The ALSRD Clinic is staffed by four neuromuscular neurologists, as well as a highly trained ALS team, including a registered nurse, physical and occupational therapists, a speech and language pathologist, a dietitian and social workers. Future plans include expanding the team to include a clinical/research nurse who will help to bridge clinical research with patient care.

Previously located at the GF Strong Rehabilitation Centre, the ALSRD Clinic now joins six other clinics housed at the DMCBH, all of which provide patient care for people living with various neurodegenerative disorders. The clinic will continue to provide comprehensive care for patients, both in-person and via virtual telemedicine appointments for those who are homebound or live too far away to travel. In addition, an innovative partnership with the ALS Society of BC (ALSBC) provides an outreach mobile clinic program to visit patients in remote areas of the province.

The clinic is part of the overarching ALSRD Program, whose mission is to expand its clinical trials, translational and basic research into identifying novel diagnostics and targets for effective therapies in these disorders. Dr. Erik Pioro, recently appointed to the Professorship in ALS Research at UBC, will lead a new clinical research team, which will run clinical treatment trials and translational research studies. Plans are underway to hire clinical research personnel, including a research manager, one or more research coordinators and research assistants.

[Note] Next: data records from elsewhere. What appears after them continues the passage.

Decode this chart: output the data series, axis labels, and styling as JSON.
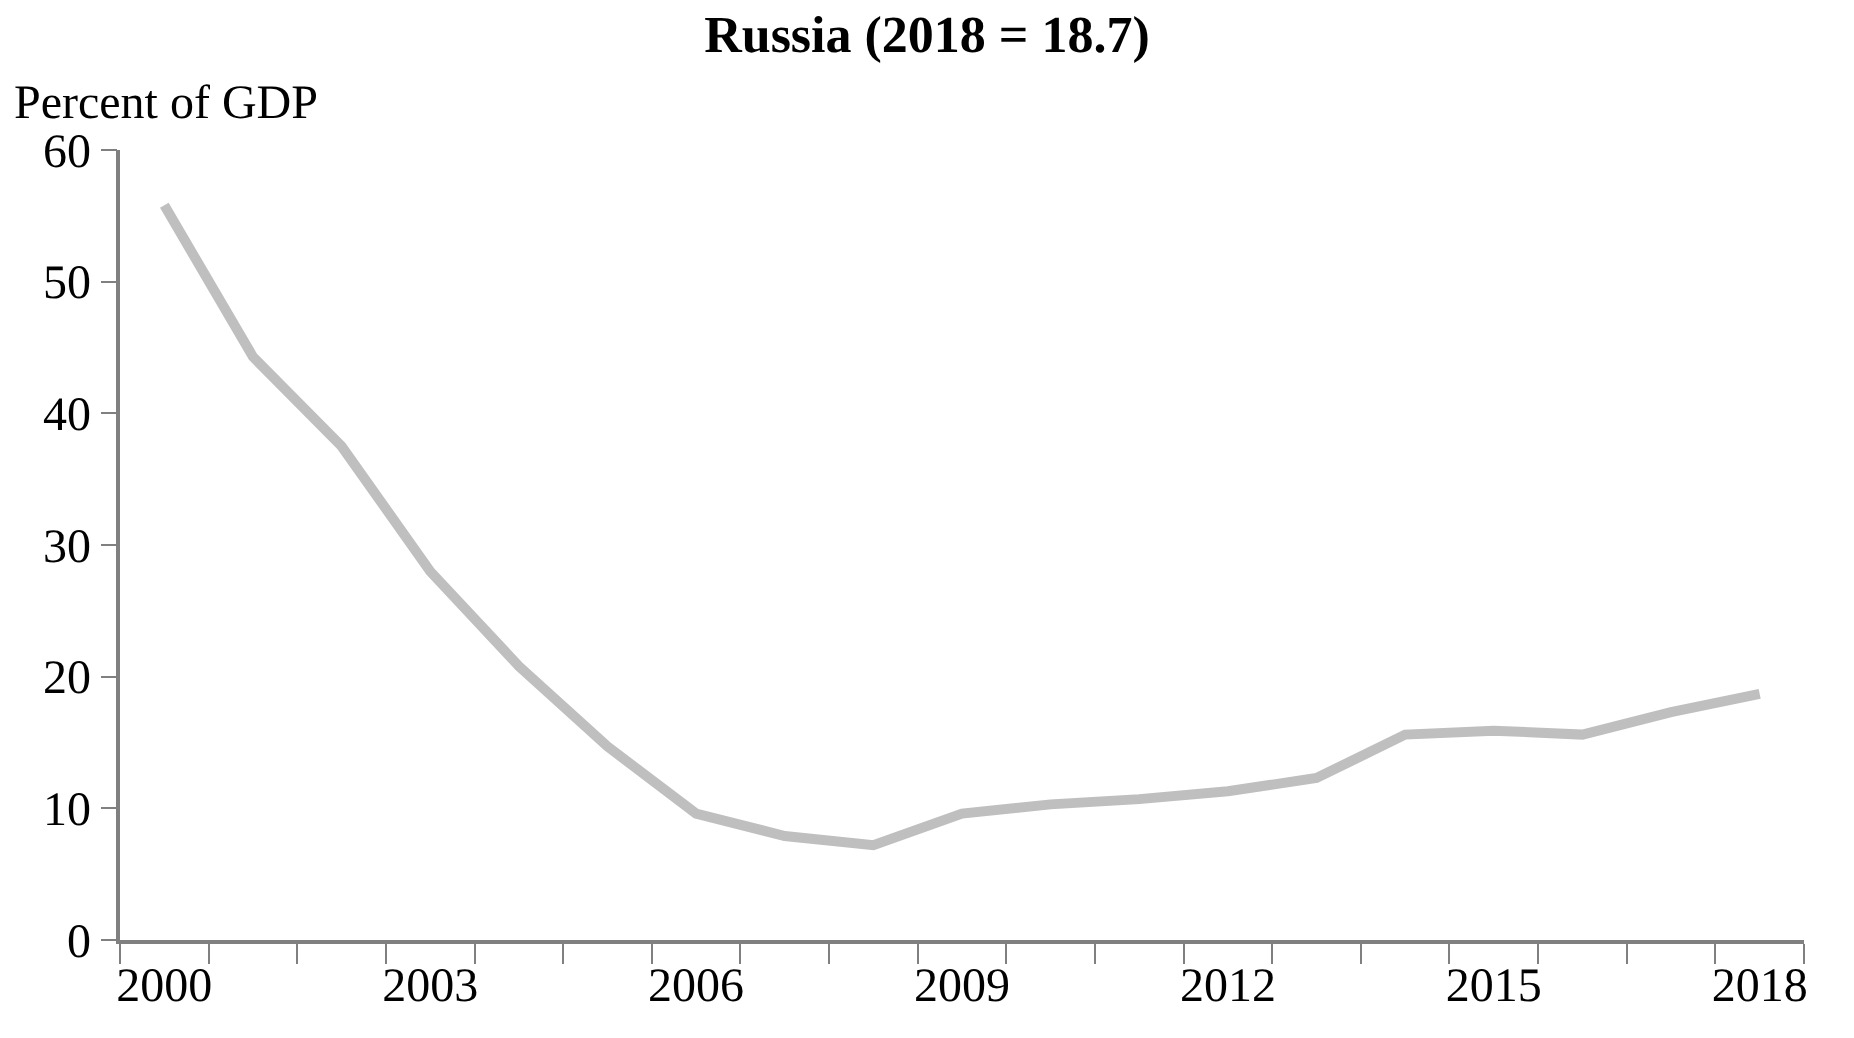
{
  "chart_data": {
    "type": "line",
    "title": "Russia (2018 = 18.7)",
    "ylabel": "Percent of GDP",
    "categories": [
      "2000",
      null,
      null,
      "2003",
      null,
      null,
      "2006",
      null,
      null,
      "2009",
      null,
      null,
      "2012",
      null,
      null,
      "2015",
      null,
      null,
      "2018"
    ],
    "series": [
      {
        "color": "#bfbfbf",
        "values": [
          55.8,
          44.3,
          37.5,
          28.0,
          20.8,
          14.7,
          9.6,
          7.9,
          7.2,
          9.6,
          10.3,
          10.7,
          11.3,
          12.3,
          15.6,
          15.9,
          15.6,
          17.3,
          18.7
        ]
      }
    ],
    "ylim": [
      0,
      60
    ],
    "yticks": [
      0,
      10,
      20,
      30,
      40,
      50,
      60
    ],
    "marker": "none",
    "line_style": "solid"
  }
}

“In order for us to develop effective treatments and hopefully a cure for ALS, it is essential to identify biomarkers of disease onset, progression and response to experimental therapies,” says Dr. Pioro. “Our goal is for every person living with ALS in BC, who is eligible, to have the opportunity to participate in clinical trials.”

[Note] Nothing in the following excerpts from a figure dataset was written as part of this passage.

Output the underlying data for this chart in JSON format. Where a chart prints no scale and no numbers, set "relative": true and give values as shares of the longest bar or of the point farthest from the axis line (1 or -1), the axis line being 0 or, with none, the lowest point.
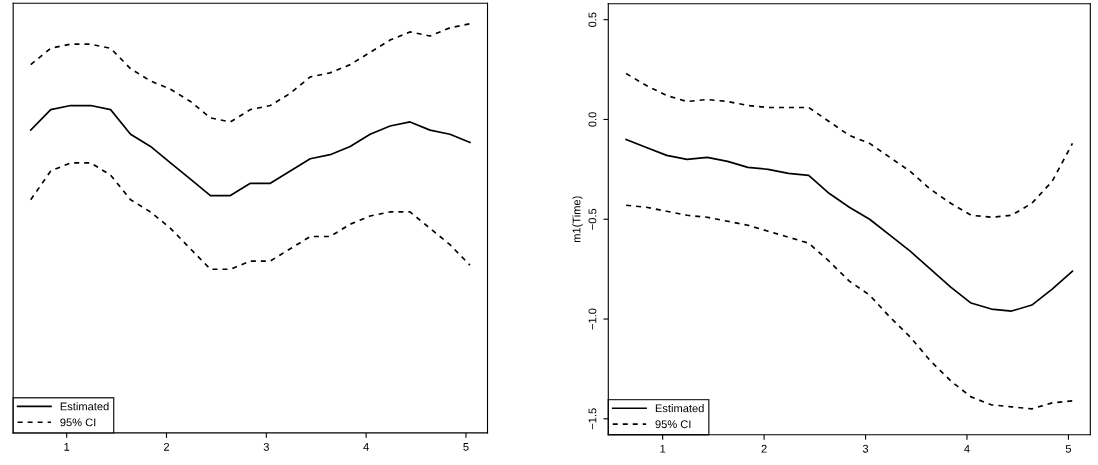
{
  "chart_data": [
    {
      "type": "line",
      "relative": true,
      "x": [
        0.64,
        0.84,
        1.04,
        1.24,
        1.44,
        1.64,
        1.84,
        2.04,
        2.24,
        2.44,
        2.64,
        2.84,
        3.04,
        3.24,
        3.44,
        3.64,
        3.84,
        4.04,
        4.24,
        4.44,
        4.64,
        4.84,
        5.04
      ],
      "xlim": [
        0.464,
        5.216
      ],
      "xticks": [
        1,
        2,
        3,
        4,
        5
      ],
      "tick_labels": "x",
      "legend": "bottom left",
      "grid": false,
      "series": [
        {
          "name": "Estimated",
          "color": "#000000",
          "line_style": "solid",
          "values": [
            0.74,
            0.79,
            0.8,
            0.8,
            0.79,
            0.73,
            0.7,
            0.66,
            0.62,
            0.58,
            0.58,
            0.61,
            0.61,
            0.64,
            0.67,
            0.68,
            0.7,
            0.73,
            0.75,
            0.76,
            0.74,
            0.73,
            0.71
          ]
        },
        {
          "name": "95% CI",
          "color": "#000000",
          "line_style": "dashed",
          "values": [
            0.9,
            0.94,
            0.95,
            0.95,
            0.94,
            0.89,
            0.86,
            0.84,
            0.81,
            0.77,
            0.76,
            0.79,
            0.8,
            0.83,
            0.87,
            0.88,
            0.9,
            0.93,
            0.96,
            0.98,
            0.97,
            0.99,
            1.0
          ]
        },
        {
          "color": "#000000",
          "line_style": "dashed",
          "values": [
            0.57,
            0.64,
            0.66,
            0.66,
            0.63,
            0.57,
            0.54,
            0.5,
            0.45,
            0.4,
            0.4,
            0.42,
            0.42,
            0.45,
            0.48,
            0.48,
            0.51,
            0.53,
            0.54,
            0.54,
            0.5,
            0.46,
            0.41
          ]
        }
      ]
    },
    {
      "type": "line",
      "ylabel": "m1(Time)",
      "x": [
        0.64,
        0.84,
        1.04,
        1.24,
        1.44,
        1.64,
        1.84,
        2.04,
        2.24,
        2.44,
        2.64,
        2.84,
        3.04,
        3.24,
        3.44,
        3.64,
        3.84,
        4.04,
        4.24,
        4.44,
        4.64,
        4.84,
        5.04
      ],
      "xlim": [
        0.464,
        5.216
      ],
      "xticks": [
        1,
        2,
        3,
        4,
        5
      ],
      "ylim": [
        -1.58,
        0.58
      ],
      "yticks": [
        {
          "value": -1.5,
          "label": "−1.5"
        },
        {
          "value": -1.0,
          "label": "−1.0"
        },
        {
          "value": -0.5,
          "label": "−0.5"
        },
        {
          "value": 0,
          "label": "0.0"
        },
        0.5
      ],
      "legend": "bottom left",
      "grid": false,
      "series": [
        {
          "name": "Estimated",
          "color": "#000000",
          "line_style": "solid",
          "values": [
            -0.1,
            -0.14,
            -0.18,
            -0.2,
            -0.19,
            -0.21,
            -0.24,
            -0.25,
            -0.27,
            -0.28,
            -0.37,
            -0.44,
            -0.5,
            -0.58,
            -0.66,
            -0.75,
            -0.84,
            -0.92,
            -0.95,
            -0.96,
            -0.93,
            -0.85,
            -0.76
          ]
        },
        {
          "name": "95% CI",
          "color": "#000000",
          "line_style": "dashed",
          "values": [
            0.23,
            0.17,
            0.12,
            0.09,
            0.1,
            0.09,
            0.07,
            0.06,
            0.06,
            0.06,
            -0.01,
            -0.08,
            -0.12,
            -0.19,
            -0.26,
            -0.35,
            -0.42,
            -0.48,
            -0.49,
            -0.48,
            -0.42,
            -0.31,
            -0.12
          ]
        },
        {
          "color": "#000000",
          "line_style": "dashed",
          "values": [
            -0.43,
            -0.44,
            -0.46,
            -0.48,
            -0.49,
            -0.51,
            -0.53,
            -0.56,
            -0.59,
            -0.62,
            -0.71,
            -0.81,
            -0.88,
            -0.99,
            -1.09,
            -1.21,
            -1.31,
            -1.39,
            -1.43,
            -1.44,
            -1.45,
            -1.42,
            -1.41
          ]
        }
      ]
    }
  ]
}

Along with collecting biological tissue and neuroimaging data from patients, a repository of clinical information recorded during clinic visits will be established. This will allow the research team to analyze and study the data in relation to collected samples in the DMBCH’s biobank from patients with ALS and related MNDs.

The close proximity to researchers already engaged in ALS-related or complementary research areas at the DMCBH, such as Dr. Neil Cashman, will lead to better synergies and allow for collaborations with other researchers using techniques that are also beneficial in studying disease mechanisms of ALS and its form overlapping with frontotemporal dementia (FTD). These include Dr. Haakon Nygaard, who is applying stem cell approaches to Alzheimer disease and FTD research, and Dr. Sriram Subramaniam, who is using cryo-electron microscopy to study protein-protein and protein-drug interactions at a molecular level.

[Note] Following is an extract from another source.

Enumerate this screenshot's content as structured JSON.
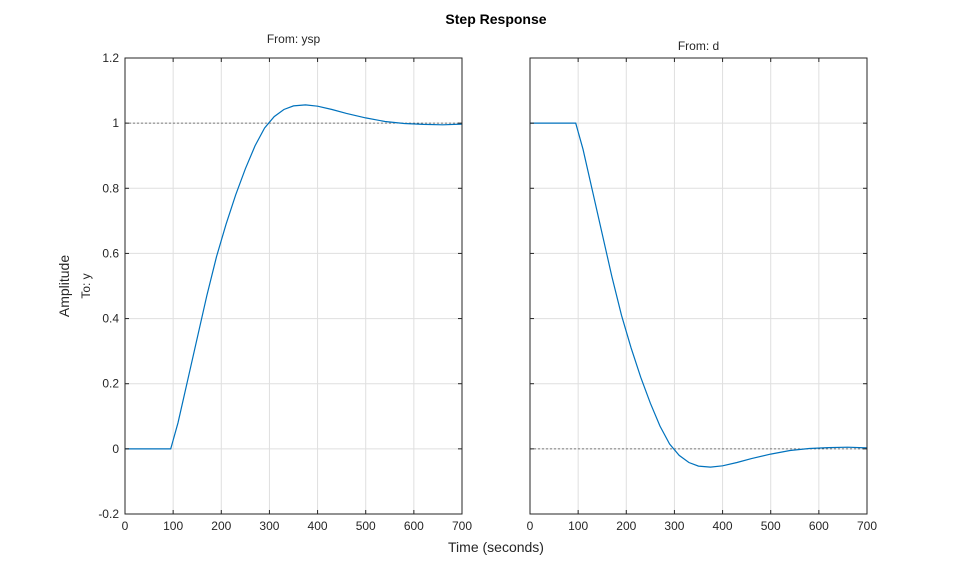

“The DMCBH provides a unique environment where scientists and clinicians are working together to accelerate the translational research process,” says Dr. Pioro. “The new ALSRD Clinic at the DMCBH represents a critical step forward in our collective quest to eradicate ALS and related disorders.”

As part of PROJECT HOPE, the ALS Society of BC has created the Professorship in ALS Research at UBC. Its main objective is to enhance clinical care by promoting advanced ALS research and treatment innovations, with the ultimate goal of creating a world-class ALS Centre at UBC and a world free of ALS.